Rechter wijst invrijheidsstellingsverzoek onderwijzeres af

Advocaat Irene Lalji heeft kantonrechter Cynthia Valstein-Montor na haar uitgebreide pleidooi gevraagd om de vrijheidsbeneming van haar cliënt S.E., een onderwijzeres, te willen opschorten c.q. op te heffen. Zij wordt ervan verdacht ontucht te hebben gepleegd met haar leerlinge. Tegen het verzoek van de raadsvrouw had de vervolging geen bezwaar. De magistraat echter achtte dat er nog ernstige bezwaren overeind staan en wees het verzoek van de advocaat af. Op 14 januari wordt de behandeling voortgezet.
“Moeder heeft niets gezien, vermoeden is geen bewijs”

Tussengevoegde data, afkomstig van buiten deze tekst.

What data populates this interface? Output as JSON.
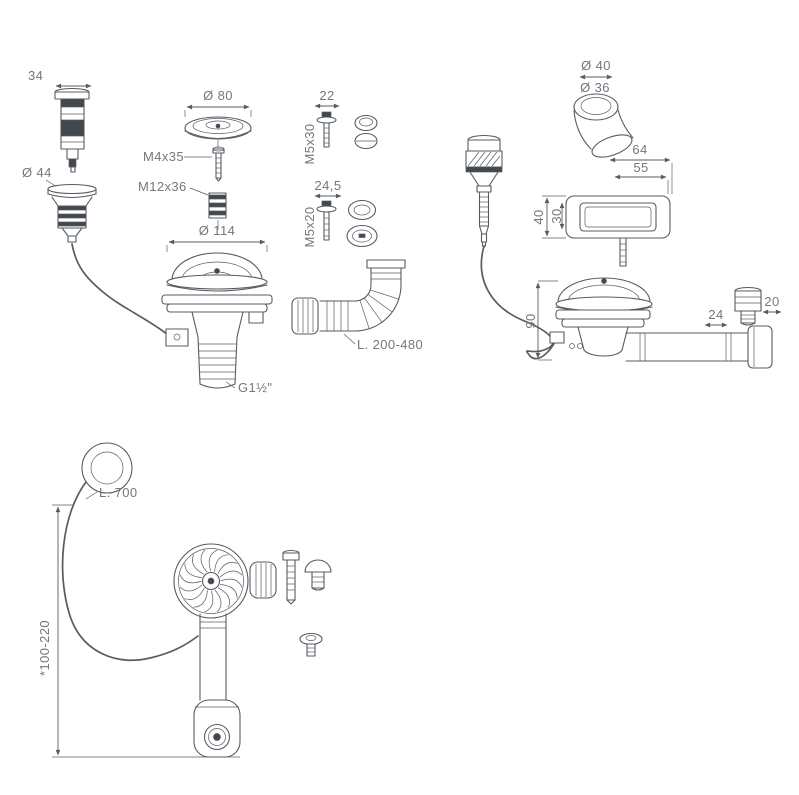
{
  "colors": {
    "line": "#565c63",
    "dark": "#43484d",
    "text": "#71787e",
    "background": "#ffffff"
  },
  "assemblies": {
    "basket_strainer_kit": {
      "knob_width": "34",
      "flange_diameter": "Ø 44",
      "cap_diameter": "Ø 80",
      "screw": "M4x35",
      "stud": "M12x36",
      "basket_diameter": "Ø 114",
      "outlet_thread": "G1½\""
    },
    "overflow_screw_set": {
      "washer_width_top": "22",
      "screw_long": "M5x30",
      "washer_width_bottom": "24,5",
      "screw_short": "M5x20"
    },
    "flexible_hose": {
      "length_range": "L. 200-480"
    },
    "rectangular_overflow_kit": {
      "elbow_outer_diameter": "Ø 40",
      "elbow_inner_diameter": "Ø 36",
      "cover_outer_width": "64",
      "cover_inner_width": "55",
      "cover_outer_height": "40",
      "cover_inner_height": "30",
      "body_height": "90",
      "plug_width": "24",
      "plug_cap_width": "20"
    },
    "remote_control_kit": {
      "cable_length": "L. 700",
      "height_range": "*100-220"
    }
  }
}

In het pleidooi gaf de Lalji te kennen dat op 4 mei 2018 de moeder van het slachtoffer haar dochter betrapt heeft op het schrijven van een brief. De advocaat benadrukte dat de aangifte is begonnen op 4 mei. Eerder was er geen aangifte gedaan zoals door de moeder wordt beweerd. “De moeder heeft namelijk pas op 4 mei aangifte gedaan van een situatie, die zij naar haar zeggen op 2 mei zou hebben ervaren. Pas na twee dagen stapt zij naar de politie. Op de zitting van 13 augustus verklaarde de moeder dat zij op 2 mei om drie uur thuis kwam. Zij zag niemand op het balkon en riep haar dochter. Opmerkelijk voor haar was dat zij haar dochter zag komen zonder BH.” De advocaat vraagt zich af hoe ze dit heeft gezien door de kleding heen. Zij heeft haar dochter een paar meppen gegeven en gevraagd waarmee zij bezig was. Zij vroeg gelijk daarna waar de verdachte S.E. was. Zij was op dat moment op toilet. Met betrekking tot dit gedeelte kan er geen bewijs worden geput. Volgens de advocaat heeft de moeder niets gezien en kan aldus op geen enkele wijze een getuigenis geven met betrekking tot hetgeen in de dagvaarding staat. Het enige wat uit haar verklaring is komen vast te staan, is dat zij het vermoeden heeft dat haar dochter lesbisch is. Zij werd hysterisch toen zij de auto van de verdachte zag en haar dochter niet op het balkon zag.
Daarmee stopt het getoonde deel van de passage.